Today’s we’re making a rather forgotten-about cocktail made with bourbon and red wine. Yeah, it sounds a bit crazy, but trust us, you’ll love the New York Sour.
There’s a lot of cocktails named after parts of New York, the Manhattan, obviously, but also the Red Hook, the Harlem Nights and the Staten Island Ferry. This week we’re making a drink named after the entire city, the New York Sour. It’s essentially a whiskey sour made with bourbon but with red wine floating on the top.
What? Red wine and bourbon? Sounds a bit disgusting, doesn’t it? Red wine and bourbon aren’t what you’d call a classic cocktail pairing like, say, gin and vermouth. But actually red wine and whisky have a long history together. Queen Victoria herself used to enjoy Scotch mixed with claret. No one was going to tell her she was doing it wrong. Stop and take it apart for a moment and it makes sense. Whiskies are increasingly aged in different casks including one that formerly held red wine. Think of the delicious Starward Nova from Australia or the recent Aberfeldy aged in Pauillac casks. We’re happy with fortified wines, like Port and sherry, in cocktails. So why not red wine?
The sour is the cocktail stripped back to its basic parts: alcohol, sweet and, of course, sour. Adding the red wine adds a bitter element, rather like adding bitters or vermouth. According to Difford’s Guide, the New York Sour cocktail history probably dates back to the 1880s and was first made in Chicago, not New York. It’s been through a number of names like the Claret Snap and the Brunswick Sour before settling on its current name. There have been other New Yorky cocktails: Harry Craddock has a drink called a New York Cocktail in The Savoy Cocktail Book, a sour made with Canadian Club whisky and grenadine but no red wine; David Embury writes about a similar cocktail called a New Yorker also made with grenadine but he writes “a spoonful of claret may be floated on top if desired.” The only problem with this is that as grenadine is also red, you don’t really get the pretty two layer effect which is half the fun.
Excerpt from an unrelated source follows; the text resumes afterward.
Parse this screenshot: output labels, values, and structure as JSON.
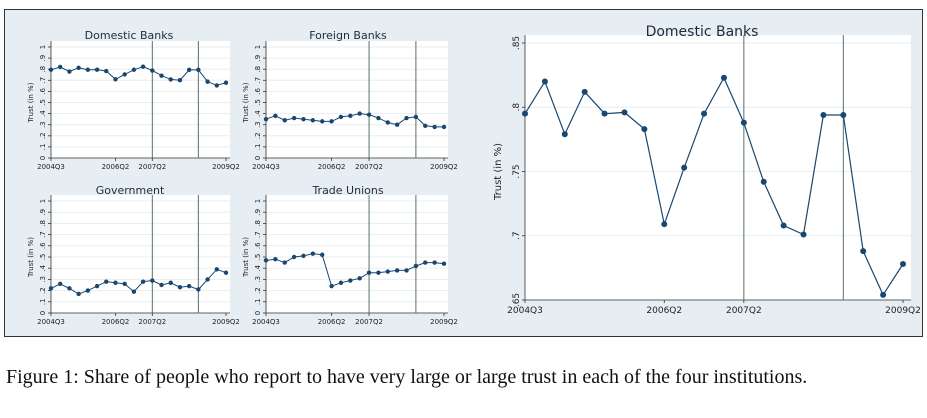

Neither call for egg white but it’s a nice addition as it looks pretty and makes your drink taste all fluffy and lovely. The recipe below is served on the rocks in an Old Fashioned glass but you could serve it straight up. For bourbon I’m using Woodford Reserve because a) it’s delicious b) it’s what I have in the cupboard. And then the big question is what sort of red wine to use. The traditional accompaniment would have been claret, red Bordeaux, which would have been even more tannic back in the early 20th century when it was colder and grapes weren’t picked so ripe. Whatever you decide, it’s worth using something which has a bit of bite to it. A jammy Californian Merlot just won’t cut the mustard or anything that’s too oaky. Instead, if you’re trying New York Sour variations, try something bitter and interesting from Piedmont (the home of Italian vermouth) in northern Italian like a Barbera, Dolcetto, or even if you’re feeling fancy, Barolo or Barbaresco would turn this drink into a special occasion.
So here’s to the New York Sour cocktail. If you can make it there, you can make it anywhere, even Tonbridge:
Add all the ingredients except the red wine to your cocktail shaker and “dry shake” without ice for 10 seconds, then take the shaker apart and add cubed ice. Shake vigorously and double strain into an old-fashioned glass filled with cubed ice, then slowly pour the red wine carefully down the side of the glass and with any luck it will float on the top.